Rock art (present location), Dublin South City, Co. Dublin
Co. Dublin |
Ritual/Ceremonial
A fragment of Bronze Age carved sandstone, barely the size of a large cutting board, now resides in Dublin having spent centuries doing rather unglamorous work as a paving slab in a Westmeath ringfort.
That secondary life, face-down underfoot, is precisely what saved its best carvings from destruction. The paradox of preservation through neglect is one of the more quietly satisfying details in Irish archaeology, and this small stone offers a neat illustration of it.
The stone was unearthed during excavations at Togherstown, on the northern slopes of the Hill of Uisneach in County Westmeath, carried out by R.A.S. Macalister and R.L. Praeger between 1929 and 1931. Their report, published in 1931, noted that the fragment, measuring approximately 38 by 36 by 10 centimetres and broken from a larger stone somewhere nearby, had been repurposed as paving in the courtyard of an early medieval ringfort, a type of enclosed farmstead common across Ireland from roughly the sixth to the twelfth centuries. The carvers of the original stone were working in a much earlier period entirely. The decoration consists of cup-and-ring marks, a form of prehistoric rock art in which a shallow circular depression, the cup, is surrounded by one or more incised concentric rings, the meaning of which remains genuinely unknown. On the bevelled edge of the stone, which lay face-down and was therefore best protected, two such motifs survive: one complete cup-mark of about 3 centimetres across enclosed by two concentric rings, and beside it the partial remains of a second, larger design cut off by the broken edge. On the opposite face, more worn from its years as a walking surface, a central cup-mark of similar size is encircled by five concentric arcs, the outermost reaching a diameter of around 20 centimetres. A third surface, on which Macalister recorded spirals, was re-examined in 2001 and found to be naturally weathered rather than carved; red chalk lines added to emphasise the supposed motifs had simply followed existing pits in the rock.

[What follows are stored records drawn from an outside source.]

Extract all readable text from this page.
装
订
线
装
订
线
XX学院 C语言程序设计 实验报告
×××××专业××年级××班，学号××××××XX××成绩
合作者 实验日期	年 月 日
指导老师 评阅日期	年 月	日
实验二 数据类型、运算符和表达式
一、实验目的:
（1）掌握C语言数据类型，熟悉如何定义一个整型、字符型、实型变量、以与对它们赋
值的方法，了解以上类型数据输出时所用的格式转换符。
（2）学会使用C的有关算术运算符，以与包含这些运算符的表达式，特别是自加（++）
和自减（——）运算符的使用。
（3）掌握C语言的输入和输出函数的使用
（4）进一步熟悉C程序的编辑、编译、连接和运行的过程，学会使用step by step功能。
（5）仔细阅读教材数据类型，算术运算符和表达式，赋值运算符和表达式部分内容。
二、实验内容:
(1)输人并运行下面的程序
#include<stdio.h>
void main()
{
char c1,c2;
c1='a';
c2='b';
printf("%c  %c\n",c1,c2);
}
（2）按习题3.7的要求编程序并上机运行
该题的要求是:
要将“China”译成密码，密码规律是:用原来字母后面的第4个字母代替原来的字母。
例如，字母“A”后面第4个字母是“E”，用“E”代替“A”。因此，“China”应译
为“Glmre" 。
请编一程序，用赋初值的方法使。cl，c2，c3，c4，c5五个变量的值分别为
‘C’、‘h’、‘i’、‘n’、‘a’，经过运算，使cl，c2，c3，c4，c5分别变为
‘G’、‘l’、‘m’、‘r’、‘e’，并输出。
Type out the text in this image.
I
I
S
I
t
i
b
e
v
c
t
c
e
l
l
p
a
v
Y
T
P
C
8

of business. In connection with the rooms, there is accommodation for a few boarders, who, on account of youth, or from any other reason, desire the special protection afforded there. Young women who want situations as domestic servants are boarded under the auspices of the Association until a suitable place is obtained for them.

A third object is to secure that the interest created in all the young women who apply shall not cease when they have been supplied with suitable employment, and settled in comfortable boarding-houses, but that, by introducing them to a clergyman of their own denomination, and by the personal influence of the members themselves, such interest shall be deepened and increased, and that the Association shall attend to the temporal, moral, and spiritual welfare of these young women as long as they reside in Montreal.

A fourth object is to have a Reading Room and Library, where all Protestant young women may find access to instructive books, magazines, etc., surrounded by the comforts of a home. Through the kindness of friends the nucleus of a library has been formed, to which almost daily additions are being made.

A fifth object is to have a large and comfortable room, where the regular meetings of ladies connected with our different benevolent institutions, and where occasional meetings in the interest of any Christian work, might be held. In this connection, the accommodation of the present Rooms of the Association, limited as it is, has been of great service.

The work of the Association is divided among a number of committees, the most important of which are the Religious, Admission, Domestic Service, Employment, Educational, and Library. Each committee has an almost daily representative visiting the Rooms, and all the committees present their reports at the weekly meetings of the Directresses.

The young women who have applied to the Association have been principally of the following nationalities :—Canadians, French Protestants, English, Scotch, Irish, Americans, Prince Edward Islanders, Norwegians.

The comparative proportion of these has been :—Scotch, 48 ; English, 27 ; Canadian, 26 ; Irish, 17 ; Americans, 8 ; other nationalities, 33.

The stone is now held in Dublin South City rather than at its findspot in Westmeath, so visiting Togherstown itself will not bring you face to face with it. Anyone wishing to examine the carvings directly would need to trace its current institutional location. The 2001 re-examination, documented by O'Reilly in 2010, is the most detailed recent assessment of what the stone actually shows, and that publication is worth consulting before any visit, not least because it clarifies which surfaces are genuinely carved and which are the product of enthusiastic chalk and wishful thinking.